Hermann Pfütze
Hundert nackte Frauen
»Vanessa Beecroft, Performance 55«
Neue Nationalgalerie, 7./8.April 2005
Wochen vorher schon auf Plakaten und Briefkarten mit schönen, nackten, oben rothaarigen, unten rasierten Models voyeuristisch irreführend angekündigt, geriet das Unternehmen des Vereins der Freunde der Nationalgalerie dann zu einer Art Reihenuntersuchung mit Oben-ohne-Tauglichkeitstest: Als ob die beiden umtriebigen Akteure des Vereins, Museumsdirektor Peter-Klaus Schuster und Kunstanwalt Peter Raue, mit einem Oberklassen-Event Unterklassen-Späße übertrumpfen wollten wie die des Skandal-Radiosenders Kiss FM, der im Dezember 2004 unter dem Titel “Titte melde dich” die “tollste Titte Berlins” gesucht hatte. Damals meldeten sich 65 junge Frauen, die “sich gerne zeigen und gerne im Mittelpunkt stehen”. Die unter 18-Jährigen hatten Einverständniserklärungen ihrer Mütter. Die “Titten” wurden im Radio angepriesen und waren im Internet zu sehen.

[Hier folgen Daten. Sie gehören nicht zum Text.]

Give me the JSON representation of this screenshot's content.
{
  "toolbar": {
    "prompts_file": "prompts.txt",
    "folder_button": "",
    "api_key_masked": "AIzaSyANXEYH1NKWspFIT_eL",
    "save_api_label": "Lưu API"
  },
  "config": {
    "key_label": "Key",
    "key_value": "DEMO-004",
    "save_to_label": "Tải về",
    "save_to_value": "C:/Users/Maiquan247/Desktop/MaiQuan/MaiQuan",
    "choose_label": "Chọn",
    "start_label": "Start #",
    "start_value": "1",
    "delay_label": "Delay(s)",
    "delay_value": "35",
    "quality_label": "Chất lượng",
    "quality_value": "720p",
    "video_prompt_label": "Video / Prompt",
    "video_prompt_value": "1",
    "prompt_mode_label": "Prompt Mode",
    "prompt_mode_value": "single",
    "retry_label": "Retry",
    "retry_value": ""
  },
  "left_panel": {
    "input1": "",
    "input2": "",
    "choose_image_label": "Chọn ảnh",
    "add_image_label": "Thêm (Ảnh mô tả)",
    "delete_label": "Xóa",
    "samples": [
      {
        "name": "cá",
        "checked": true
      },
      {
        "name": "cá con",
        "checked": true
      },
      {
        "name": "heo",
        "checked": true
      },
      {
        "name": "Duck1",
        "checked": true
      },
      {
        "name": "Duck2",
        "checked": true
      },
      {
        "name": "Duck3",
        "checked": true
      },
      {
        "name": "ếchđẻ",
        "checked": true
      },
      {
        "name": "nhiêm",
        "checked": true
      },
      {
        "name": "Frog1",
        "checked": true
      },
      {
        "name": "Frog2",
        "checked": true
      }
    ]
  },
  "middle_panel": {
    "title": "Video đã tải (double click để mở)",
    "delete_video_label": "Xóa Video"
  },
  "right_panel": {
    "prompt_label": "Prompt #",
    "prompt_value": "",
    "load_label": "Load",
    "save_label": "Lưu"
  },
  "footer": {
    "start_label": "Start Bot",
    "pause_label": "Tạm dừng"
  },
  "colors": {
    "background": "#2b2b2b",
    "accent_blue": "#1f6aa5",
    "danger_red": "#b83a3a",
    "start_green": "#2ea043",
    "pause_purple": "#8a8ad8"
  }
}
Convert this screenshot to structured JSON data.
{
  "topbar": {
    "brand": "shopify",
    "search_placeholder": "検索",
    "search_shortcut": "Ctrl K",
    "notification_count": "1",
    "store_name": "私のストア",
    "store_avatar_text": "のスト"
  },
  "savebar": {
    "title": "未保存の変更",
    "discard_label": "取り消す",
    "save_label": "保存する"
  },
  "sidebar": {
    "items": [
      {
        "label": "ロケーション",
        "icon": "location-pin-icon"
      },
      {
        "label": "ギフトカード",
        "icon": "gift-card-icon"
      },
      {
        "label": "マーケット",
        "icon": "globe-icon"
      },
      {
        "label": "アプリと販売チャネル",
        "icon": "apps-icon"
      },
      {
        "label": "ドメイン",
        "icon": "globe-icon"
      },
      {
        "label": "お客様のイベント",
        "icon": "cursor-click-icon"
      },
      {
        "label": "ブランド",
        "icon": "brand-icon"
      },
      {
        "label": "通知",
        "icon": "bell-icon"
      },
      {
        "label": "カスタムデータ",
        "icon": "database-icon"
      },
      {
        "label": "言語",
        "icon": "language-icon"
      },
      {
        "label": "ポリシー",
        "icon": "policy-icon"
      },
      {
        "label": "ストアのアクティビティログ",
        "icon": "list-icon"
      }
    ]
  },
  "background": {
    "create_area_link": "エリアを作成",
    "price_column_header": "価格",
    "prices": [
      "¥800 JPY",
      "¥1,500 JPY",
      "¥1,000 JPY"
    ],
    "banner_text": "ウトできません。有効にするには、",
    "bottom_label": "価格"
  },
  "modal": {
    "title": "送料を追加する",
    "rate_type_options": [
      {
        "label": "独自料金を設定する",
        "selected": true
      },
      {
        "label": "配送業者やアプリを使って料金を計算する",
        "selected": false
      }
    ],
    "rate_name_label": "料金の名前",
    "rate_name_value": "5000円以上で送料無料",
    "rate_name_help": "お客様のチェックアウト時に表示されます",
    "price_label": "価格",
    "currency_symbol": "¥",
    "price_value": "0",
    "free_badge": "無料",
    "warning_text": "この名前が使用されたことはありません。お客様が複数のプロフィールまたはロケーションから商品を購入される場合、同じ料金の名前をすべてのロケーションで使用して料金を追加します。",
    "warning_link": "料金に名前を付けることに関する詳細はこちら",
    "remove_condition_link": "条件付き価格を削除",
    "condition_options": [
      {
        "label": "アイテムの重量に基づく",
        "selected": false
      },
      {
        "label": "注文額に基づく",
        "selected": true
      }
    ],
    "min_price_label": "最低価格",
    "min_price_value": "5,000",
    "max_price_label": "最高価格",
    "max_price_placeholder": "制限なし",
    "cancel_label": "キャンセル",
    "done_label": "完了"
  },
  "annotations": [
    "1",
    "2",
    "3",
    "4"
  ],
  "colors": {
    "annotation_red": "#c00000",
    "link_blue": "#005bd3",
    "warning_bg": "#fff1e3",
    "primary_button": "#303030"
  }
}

Hier ging es seriöser zu und die Motive der Frauen waren gut bürgerlich: 350 Euro Honorar, Teilnahme an einer prominenten Kunstaktion, ein von der Künstlerin signiertes Poster der Performance und eine gewisse narzisstische Zeigelust, die heute zum normalen, ja erwarteten Verhaltensrepertoire gehört. Als gestört gilt eher jemand, der sich nicht überwinden kann, nackt zu posieren. Über Zeitungsannoncen wurden Frauen zwischen 18 und 65, blond, dunkel und rothaarig, gesucht und schließlich hundert von Vanessa Beecroft ausgewählt. Die Frauen mussten sich zweimal präsentieren, am 7.April exklusiv für den Verein der Freunde und die Presse, am 8.April der Öffentlichkeit. Am ersten Abend wehte ein Hauch von Frivolität, als einige Damen im Publikum ihre Beine zeigten, um anzudeuten, dass sie auch ohne Strumpfhosen hier mithalten könnten. Die hundert Frauen trugen nämlich alle, mit…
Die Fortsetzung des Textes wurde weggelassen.